L’actualité spatiale du 3 au 9 septembre : Long March – Haiyang-1C et réhausse de l’ISS

Une semaine encore bien calme avec un seul lancement orbital (report d’un lancement Falcon 9 du dimanche au lundi).

Réhausse de l’ISS

Le 6 septembre, une correction d’orbite programmée de l’ISS a été effectuée. Le système de propulsion du module de service Zvezda du segment russe a été allumé pendant 13,1 secondes, utilisant environ 30 kg d’ergols.
La Station a ainsi reçu une augmentation de sa vitesse de 0,2 m/s. Après la manoeuvre, les paramètres d’orbite de l’ISS étaient les suivants :
  • Altitude minimale : 402,8 km,
  • Altitude maximale : 426 km,
  • Durée de l’orbite : 92,613 minutes
  • Inclinaison de l’orbite – 51,66°

Photo d’Oleg Artemyev du jet de gaz produit lors de la réhausse de l’ISS le 23/06/2018

L’objectif de la correction était la formation de conditions balistiques favorables pour l’atterrissage du Soyouz MS-08 prévu le 4 octobre prochain, ainsi que le lancement en orbite du Soyouz MS-10 prévu à ce jour le 11 octobre.

Un satellite chinois de surveillance maritime mis sur orbite

Le vendredi 7 septembre, une fusée chinoise Long March 2C a décollé du centre de lancement de Taiyuan à 3h15 UTC.
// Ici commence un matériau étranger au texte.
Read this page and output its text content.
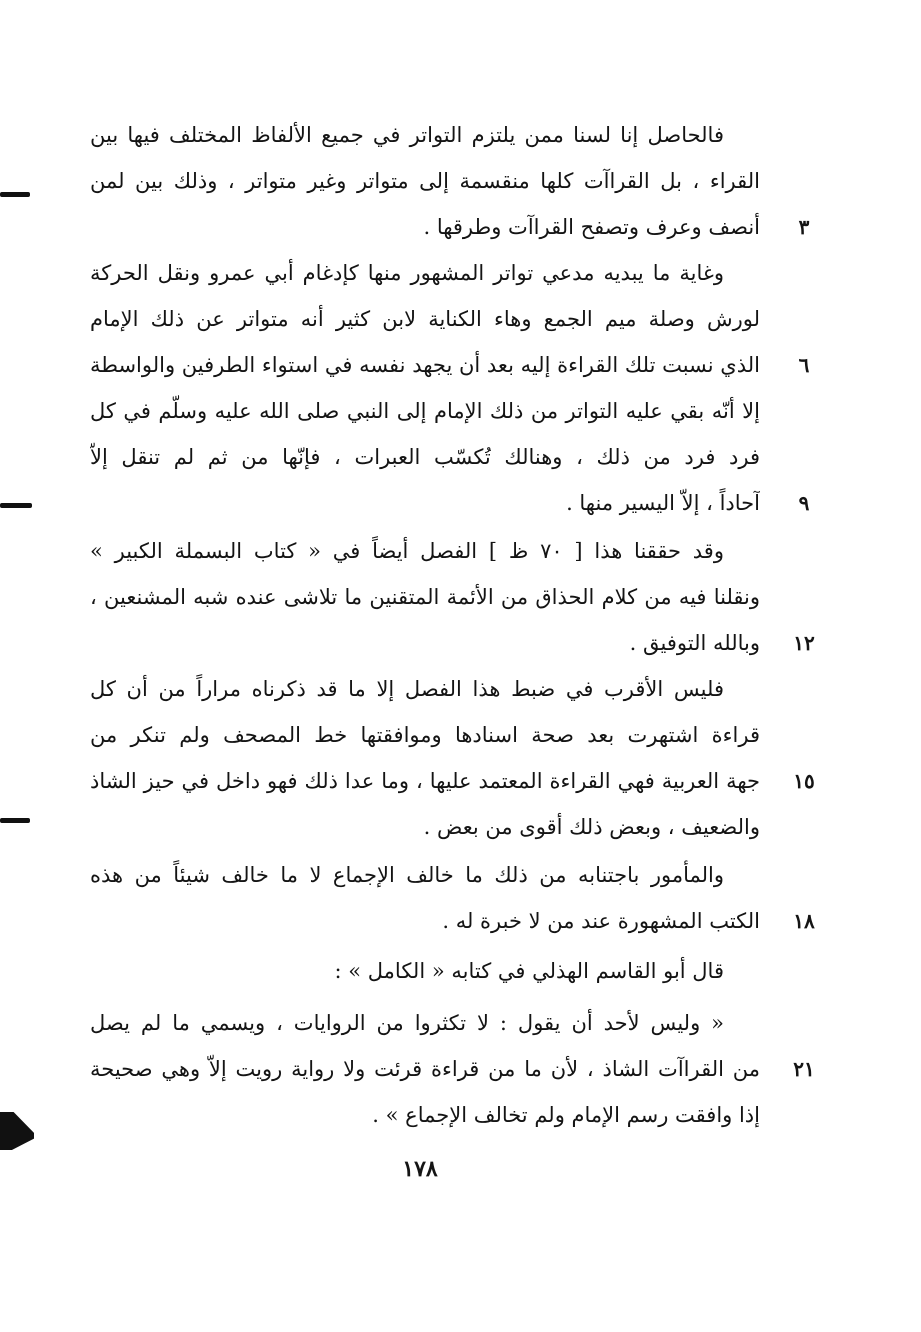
فالحاصل إنا لسنا ممن يلتزم التواتر في جميع الألفاظ المختلف فيها بين
القراء ، بل القراآت كلها منقسمة إلى متواتر وغير متواتر ، وذلك بين لمن
أنصف وعرف وتصفح القراآت وطرقها .	٣
وغاية ما يبديه مدعي تواتر المشهور منها كإدغام أبي عمرو ونقل الحركة
لورش وصلة ميم الجمع وهاء الكناية لابن كثير أنه متواتر عن ذلك الإمام
الذي نسبت تلك القراءة إليه بعد أن يجهد نفسه في استواء الطرفين والواسطة	٦
إلا أنّه بقي عليه التواتر من ذلك الإمام إلى النبي صلى الله عليه وسلّم في كل
فرد فرد من ذلك ، وهنالك تُكسّب العبرات ، فإنّها من ثم لم تنقل إلاّ
آحاداً ، إلاّ اليسير منها .	٩
وقد حققنا هذا [ ٧٠ ظ ] الفصل أيضاً في « كتاب البسملة الكبير »
ونقلنا فيه من كلام الحذاق من الأئمة المتقنين ما تلاشى عنده شبه المشنعين ،
وبالله التوفيق .	١٢
فليس الأقرب في ضبط هذا الفصل إلا ما قد ذكرناه مراراً من أن كل
قراءة اشتهرت بعد صحة اسنادها وموافقتها خط المصحف ولم تنكر من
جهة العربية فهي القراءة المعتمد عليها ، وما عدا ذلك فهو داخل في حيز الشاذ	١٥
والضعيف ، وبعض ذلك أقوى من بعض .
والمأمور باجتنابه من ذلك ما خالف الإجماع لا ما خالف شيئاً من هذه
الكتب المشهورة عند من لا خبرة له .	١٨
قال أبو القاسم الهذلي في كتابه « الكامل » :
« وليس لأحد أن يقول : لا تكثروا من الروايات ، ويسمي ما لم يصل
من القراآت الشاذ ، لأن ما من قراءة قرئت ولا رواية رويت إلاّ وهي صحيحة	٢١
إذا وافقت رسم الإمام ولم تخالف الإجماع » .
١٧٨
Lancement Long March 2C / Haiyang-1C le 07/09/2018 (credit Xinhua/Zheng Taotao)

Le satellite Haiyang-1C a été placé sur une orbite basse héliosynchrone pour une durée de vie prévue de 5 ans.

Le satellite aidera à surveiller la couleur des océans et la température de l’eau, fournissant des données de base pour la recherche sur l’environnement océanique mondial, selon l’agence nationale chinoise de la science, de la technologie et de l’industrie pour la défense nationale (CASTIND). Le satellite, le troisième d’une série de satellites chinois d’observation marine, est équipé d’un scanner de couleur et de température océaniques, d’un imageur de zone côtière, et d’un système d’identification automatique par satellite pour le suivi des navires. Ses données seront également utilisées dans l’étude des ressources et de l’environnement des eaux offshore, des îles et des zones côtières de la Chine, des secours en cas de catastrophe marine et de l’utilisation durable des ressources océaniques, a déclaré l’administration chinoise. HY-1C peut détecter les concentrations de chlorophylle et de sédiments en suspension et la matière organique dissoute, ce qui peut affecter la couleur de l’océan, ainsi que les températures à la surface de la mer.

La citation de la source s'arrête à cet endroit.